La fuite de ces enregistrements devant la commission d'enquête sénatoriale jette un froid glacial sur la classe politique ibérique.
Jusqu'à présent, les rapports officiels se perdaient dans un jargon diplomatique prudent. Ils évoquaient un flou technique, pointant une éventuelle erreur de programmation logicielle de Red Eléctrica ou un défaut de réponse des producteurs, sans jamais remettre en cause l'équilibre du mix énergétique national.
Auditionnée au Sénat, la ministre de la Transition Écologique, Sara Aagesen, a d'ailleurs balayé ces audios accablants d'un revers de main. « Je crois qu'il est beaucoup plus rigoureux de se fier aux trois rapports officiels [...] qu'à des conversations ponctuelles », a-t-elle déclaré, préférant vanter l'intégration de 10 gigawatts d'énergies renouvelables supplémentaires sur le réseau espagnol depuis un an pour faire baisser la facture des ménages.

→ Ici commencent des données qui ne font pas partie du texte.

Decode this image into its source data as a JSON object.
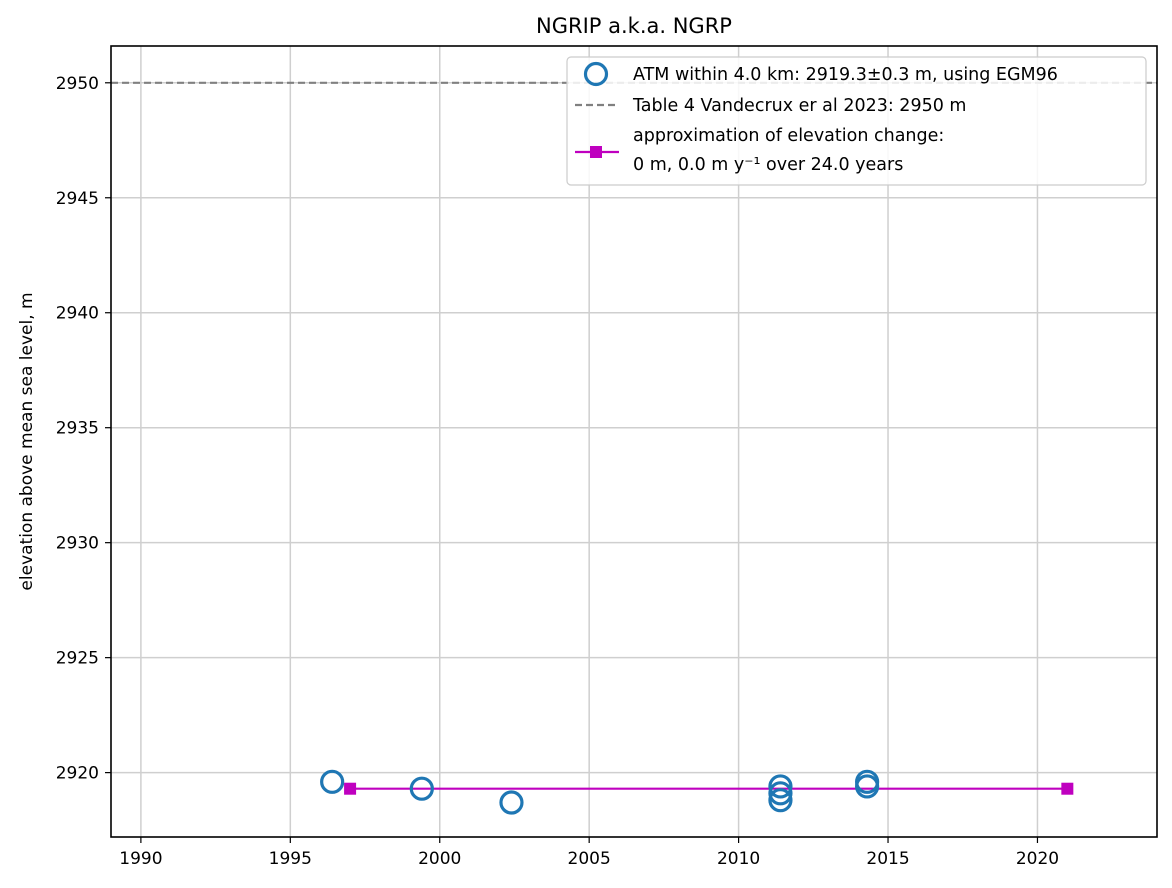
{
  "chart_data": {
    "type": "scatter",
    "title": "NGRIP a.k.a. NGRP",
    "xlabel": "",
    "ylabel": "elevation above mean sea level, m",
    "xlim": [
      1989,
      2024
    ],
    "ylim": [
      2917.2,
      2951.6
    ],
    "xticks": [
      1990,
      1995,
      2000,
      2005,
      2010,
      2015,
      2020
    ],
    "yticks": [
      2920,
      2925,
      2930,
      2935,
      2940,
      2945,
      2950
    ],
    "grid": true,
    "legend_position": "upper-right",
    "series": [
      {
        "name": "ATM within 4.0 km: 2919.3±0.3 m, using EGM96",
        "kind": "scatter",
        "marker": "open-circle",
        "color": "#1f77b4",
        "points": [
          {
            "x": 1996.4,
            "y": 2919.6
          },
          {
            "x": 1999.4,
            "y": 2919.3
          },
          {
            "x": 2002.4,
            "y": 2918.7
          },
          {
            "x": 2011.4,
            "y": 2919.4
          },
          {
            "x": 2011.4,
            "y": 2919.1
          },
          {
            "x": 2011.4,
            "y": 2918.8
          },
          {
            "x": 2014.3,
            "y": 2919.6
          },
          {
            "x": 2014.3,
            "y": 2919.4
          }
        ]
      },
      {
        "name": "Table 4 Vandecrux er al 2023: 2950 m",
        "kind": "hline",
        "style": "dashed",
        "color": "#808080",
        "y": 2950
      },
      {
        "name_line1": "approximation of elevation change:",
        "name_line2": "0 m, 0.0 m y⁻¹ over 24.0 years",
        "kind": "line",
        "marker": "square",
        "color": "#bf00bf",
        "points": [
          {
            "x": 1997.0,
            "y": 2919.3
          },
          {
            "x": 2021.0,
            "y": 2919.3
          }
        ]
      }
    ]
  }
}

Une posture politique qui risque de coûter cher. Comme le soulignent les médias espagnols, cette fragilité du réseau, compensée depuis le black-out par un "mode d'urgence" permanent activé par Red Eléctrica (qui fait tourner des centrales à gaz coûteuses pour sécuriser la ligne), a déjà généré plus d'un milliard d'euros de surcoûts facturés en toute discrétion sur la facture d'électricité des consommateurs espagnols.